My notes on the British pop musical.A 53-minute feature, directed by Douglas Hickox (Theatre of Blood), scripted by Stewart Farrar and star Lance Percival, with additional material by Willie Rushton. While Frankie Vaughan (top-billed) does his weirdly smarmy hit ‘Give Me the Moonlight’, with an Astaire-style top hat and cane and and about a ton of hair product glistening under the arc-lights — unbelievably getting a screaming reaction to rival the Beatles –, electrician Richard Abel (Percival) takes tea and falls asleep up in the rigging, then dreams the rest of the film, which follows his night out on the town with a ‘fat friend’ (Willie Rushton) as an excuse to get in a ton of musical number from acts like Dusty Springfield, Mr Acker Bilk, the Bachelors, Cloda Rogers, Jan and Kelly and the Hollies. It’s an amazing range … from genius to embarrassing to cult to nostalgia to fluff to who-the-hell-are-Jan-and-Kelly?), though as often in these thrown-together-to-take-advantage-of-passing-celebrity pop musical anthologies, the rights to the acts’ proper hits were tied up and so they have to do unmemorable B-side material. Though it takes place, as they say, all over town, the whole thing is shot in the studio with painted flats representing Covent Garden, the West End, etc. It’s almost a parody of those ‘London in the Raw’ mock-docs, with an acid Scots-accented voice-over (Stephen Jack) putting down the English, a bunny club where people ‘can feel naughty without actually being naughty’ and generally getting in snide remarks when he can.
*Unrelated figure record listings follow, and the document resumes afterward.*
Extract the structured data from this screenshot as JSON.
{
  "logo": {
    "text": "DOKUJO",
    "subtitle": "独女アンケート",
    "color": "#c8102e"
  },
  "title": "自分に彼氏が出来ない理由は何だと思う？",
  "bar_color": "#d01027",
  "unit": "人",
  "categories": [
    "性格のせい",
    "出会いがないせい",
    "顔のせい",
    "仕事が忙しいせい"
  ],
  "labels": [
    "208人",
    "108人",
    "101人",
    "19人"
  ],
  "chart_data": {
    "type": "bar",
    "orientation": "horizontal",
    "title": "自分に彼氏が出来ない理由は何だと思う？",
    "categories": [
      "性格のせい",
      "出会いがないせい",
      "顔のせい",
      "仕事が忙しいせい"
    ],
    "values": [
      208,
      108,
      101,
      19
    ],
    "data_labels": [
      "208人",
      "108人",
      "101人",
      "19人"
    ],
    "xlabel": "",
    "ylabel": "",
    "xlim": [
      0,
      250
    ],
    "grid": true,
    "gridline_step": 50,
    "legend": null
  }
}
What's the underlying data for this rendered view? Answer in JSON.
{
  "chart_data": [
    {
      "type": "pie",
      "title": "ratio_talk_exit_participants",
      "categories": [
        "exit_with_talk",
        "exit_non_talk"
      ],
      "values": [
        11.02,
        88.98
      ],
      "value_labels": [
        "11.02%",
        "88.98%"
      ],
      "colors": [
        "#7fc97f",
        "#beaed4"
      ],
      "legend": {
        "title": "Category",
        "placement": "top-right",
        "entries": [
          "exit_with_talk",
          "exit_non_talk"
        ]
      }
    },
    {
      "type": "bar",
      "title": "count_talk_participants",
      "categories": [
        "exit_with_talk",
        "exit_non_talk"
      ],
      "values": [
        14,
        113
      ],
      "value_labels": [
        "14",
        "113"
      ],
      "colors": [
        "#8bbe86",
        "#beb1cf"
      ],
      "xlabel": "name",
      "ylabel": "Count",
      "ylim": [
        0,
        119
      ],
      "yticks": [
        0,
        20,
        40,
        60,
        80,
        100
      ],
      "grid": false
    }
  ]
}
It’s mildly saucy for its genre, with a striptease (from Ingrid Anthofer) that gets joke reactions from a sweaty Salvation army officer (poet Ivor Cutler) and a mannish cigar-smoking woman in cutaways before it’s played in reverse as the dancer seems magically to pull on her clothes – with a final peek-a-boo nipple shot I’ll wager wasn’t in the UK release version in 1964. Paul Raymond appears as himself, apparently, and graciously lent Miss Anthofer (furs by Deanfield London-Paris) to the production. Thanks, Paul. The Springfields go through a hideous Mexican-themed number (‘Maracabamba’) which does Dusty few favours – though her robotic dance movements are New Wave avant la lettre. Acker does a Volga Boatman jazz, with a (real) muzzled bear and a dancer (April Olrich) gyrating in fake snow – then there’s Rushton in a tache as a comedy union spokesman complaining about the use of a Russian bear as the band run about sped-up in silent film style. Acker does a double entendre song on a pub set, ‘I’ve Been Sippin’ Cider Beside ‘Er’. Frankie sings ‘The Trouble With Man is Woman’, which confirms his macho obnoxiousness – in a ‘20s themed number, he seems to have knocked up one of the dancers – but two finger-snapping barmaids (yes, they’re Jan and Kelly) respond with ‘The Trouble With Woman is Man’. Somehow Dean Martin could get away with singing while chugging a cocktail, but Frankie and Acker both try the same act while hoisting pints and just look like prats. Dusty belts out ‘If I Was Down and Out Would You Be There?’ with the Springfields in a mock-up of Covent Garden fruit and veg market, which is on the all-over-town course because of the early morning opening hours in the pubs.
The Hollies turn up on unthreatening motorbikes, sporting black leathers, and rock through ‘Now’s the Time’ – their heads bob like car ornaments and the song sounds like three Beatles hits thrown in a blender (down to the ‘ooo-ooo-ooo’s) and doled out backwards — as Lance n’ Willie try to fix a blonde’s natty red sportscar. Lance sings ‘If You Like Beetroot, I’ll Be True to You’, which has more terrible fruit-and-veg puns and rhymes than the mind can stand and results in a traditional pelting with rotten produce. Down by the river, the Bachelors – who are so weedy they make the Hollies look like the Sex Pistols – croon ‘The Stars Will Remember – So Will I’. Standing with his arms crossed and looking about as hard as he can, Frankie Vaughan does a rocking swinging arrangement of ‘The Big Ship Sails on the Alley-Alley-O’, which suggests early Britpop evolved out of nursery rhymes and children’s novelty records the way American rock came out of blues, jazz and swing. Girls in tight sailor outfits pose like widnmill girls as Frankie really does his best to twist (I think the coolest blonde is the lovely Juliet Harmer, later of Adam Adamant). In portentous tones, the narrator states ‘unlike the folly of man, all dreams – and all films, thank goodness, must come to an end’ and Richard is woken up by an alarm clock and goes outside with Willie for a gruesome gag in which they leer at two pretty girls only to notice they’re both pushing prams containing babies who are played by Rushton and Percival poking their heads up through swaddling clothes (‘there are eight million unmarried fathers in the big city, and these are just two of them’).